Karibi "Kap" Dede (born May 8, 1983) is an American football coach and former player who serves as the Linebacker Coach for Oklahoma State. Dede played college football at Auburn University where he played safety and linebacker. He had a brief professional stint in the National Football League (NFL) and Canadian Football League (CFL).

==High school career==
Dede attended C. D. Hylton High School where his team won 39 consecutive games and back to back 6A Virginia State Titles.

==College and professional career==
Dede played at Auburn where he appeared in 50 games and had 32 starts.

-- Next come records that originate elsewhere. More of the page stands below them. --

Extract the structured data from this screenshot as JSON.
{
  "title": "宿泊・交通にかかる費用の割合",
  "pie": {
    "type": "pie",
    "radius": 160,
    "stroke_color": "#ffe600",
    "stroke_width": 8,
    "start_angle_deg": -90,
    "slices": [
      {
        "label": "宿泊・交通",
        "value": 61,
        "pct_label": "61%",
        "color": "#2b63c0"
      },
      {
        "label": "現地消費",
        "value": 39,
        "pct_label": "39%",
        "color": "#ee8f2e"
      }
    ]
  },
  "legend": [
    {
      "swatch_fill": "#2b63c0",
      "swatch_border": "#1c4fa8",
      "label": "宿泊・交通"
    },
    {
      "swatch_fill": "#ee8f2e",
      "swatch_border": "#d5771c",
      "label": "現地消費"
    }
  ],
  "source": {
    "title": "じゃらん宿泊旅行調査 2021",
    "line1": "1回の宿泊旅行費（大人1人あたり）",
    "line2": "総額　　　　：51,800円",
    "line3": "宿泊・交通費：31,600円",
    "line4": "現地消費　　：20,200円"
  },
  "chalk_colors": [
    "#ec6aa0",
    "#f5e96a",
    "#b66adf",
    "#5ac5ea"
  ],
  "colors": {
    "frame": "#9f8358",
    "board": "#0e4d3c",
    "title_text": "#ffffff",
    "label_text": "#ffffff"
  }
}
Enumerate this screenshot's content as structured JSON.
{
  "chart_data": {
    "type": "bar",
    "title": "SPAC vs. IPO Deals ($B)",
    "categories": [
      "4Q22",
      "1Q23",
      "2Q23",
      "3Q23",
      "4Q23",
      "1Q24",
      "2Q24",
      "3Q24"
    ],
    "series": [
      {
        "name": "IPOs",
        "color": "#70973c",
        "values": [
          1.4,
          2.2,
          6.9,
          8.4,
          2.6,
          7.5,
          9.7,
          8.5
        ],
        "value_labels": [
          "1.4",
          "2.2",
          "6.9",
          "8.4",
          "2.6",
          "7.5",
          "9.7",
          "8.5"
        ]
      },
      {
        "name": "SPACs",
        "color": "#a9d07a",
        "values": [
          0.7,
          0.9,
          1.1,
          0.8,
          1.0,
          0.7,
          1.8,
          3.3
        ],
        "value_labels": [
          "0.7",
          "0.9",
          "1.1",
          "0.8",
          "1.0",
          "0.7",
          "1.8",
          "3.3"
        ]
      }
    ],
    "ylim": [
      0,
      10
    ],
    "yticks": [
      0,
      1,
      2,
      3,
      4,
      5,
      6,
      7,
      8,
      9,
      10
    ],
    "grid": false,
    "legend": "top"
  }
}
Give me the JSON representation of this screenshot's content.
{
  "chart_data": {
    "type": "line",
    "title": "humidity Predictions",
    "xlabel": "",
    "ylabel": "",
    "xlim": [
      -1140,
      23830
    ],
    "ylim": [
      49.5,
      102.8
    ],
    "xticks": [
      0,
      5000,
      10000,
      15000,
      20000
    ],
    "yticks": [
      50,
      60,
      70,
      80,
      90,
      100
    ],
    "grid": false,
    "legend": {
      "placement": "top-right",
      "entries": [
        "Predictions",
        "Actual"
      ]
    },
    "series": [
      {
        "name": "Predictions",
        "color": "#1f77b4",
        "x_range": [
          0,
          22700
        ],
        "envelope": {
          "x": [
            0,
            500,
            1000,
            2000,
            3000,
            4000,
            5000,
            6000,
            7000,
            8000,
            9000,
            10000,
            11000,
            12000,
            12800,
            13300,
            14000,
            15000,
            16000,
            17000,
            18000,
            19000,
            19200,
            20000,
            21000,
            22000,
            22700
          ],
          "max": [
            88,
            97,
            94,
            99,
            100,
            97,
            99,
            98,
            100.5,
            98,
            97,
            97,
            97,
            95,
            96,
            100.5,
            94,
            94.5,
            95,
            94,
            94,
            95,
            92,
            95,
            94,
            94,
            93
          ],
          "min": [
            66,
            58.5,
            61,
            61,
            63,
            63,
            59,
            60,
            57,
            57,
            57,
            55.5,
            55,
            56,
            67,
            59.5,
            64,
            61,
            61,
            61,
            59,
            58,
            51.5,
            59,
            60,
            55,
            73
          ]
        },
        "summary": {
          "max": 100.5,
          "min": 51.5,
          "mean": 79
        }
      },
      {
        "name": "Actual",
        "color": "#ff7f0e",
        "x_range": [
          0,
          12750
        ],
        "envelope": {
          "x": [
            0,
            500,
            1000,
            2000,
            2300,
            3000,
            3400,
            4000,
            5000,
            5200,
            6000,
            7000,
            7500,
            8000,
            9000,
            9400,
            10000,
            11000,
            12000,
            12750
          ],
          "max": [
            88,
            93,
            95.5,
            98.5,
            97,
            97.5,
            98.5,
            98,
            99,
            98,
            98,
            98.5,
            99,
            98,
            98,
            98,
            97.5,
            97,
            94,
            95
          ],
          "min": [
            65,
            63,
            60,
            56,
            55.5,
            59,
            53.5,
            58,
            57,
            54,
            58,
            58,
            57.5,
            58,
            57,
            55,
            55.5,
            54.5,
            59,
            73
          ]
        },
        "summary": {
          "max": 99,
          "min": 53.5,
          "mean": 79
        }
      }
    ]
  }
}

As a senior Dede was named a team captain. Following his college career Dede was not selected in the 2007 NFL draft, but was invited by the New York Giants to attend their rookie mini-camp and was subsequently signed as a free agent by the club. The Giants waived Dede on August 27, 2007. On March 1, 2008, it was announced Dede had signed with the Montreal Alouettes of the CFL. Dede sustained an injury during the preseason and was later waived by the club.

==Education==
Dede is a graduate of Auburn University where he earned his Bachelors of Arts in Special Education, Masters of Arts in Special Education, and Ph.D. in Administration of Higher Education. Dede's doctoral dissertation examined "the Relationships Among Socioeconomic Status, Learning Disabilities, Academic Competence, and Social Fluency for Division I Student-Athletes."

==Honors==
During his playing career at Auburn, Dede was selected to the All-SEC Honor Roll in 2003, 2004 and 2005. He was also named the undergraduate student of the year in the College of Education in 2005, and that same year selected as Auburn's nominee for the SEC Good Works Team. In 2006 Dede was named a semifinalist for the William V. Campbell Trophy (Academic Heisman) which is awarded to the American college football player with the best combination of academics, community service, and on-field performance. In 2007 Dede was a selected to the inaugural class of the National Football Foundation National Honor Society, a recognition for players who excel both on the field and in the classroom.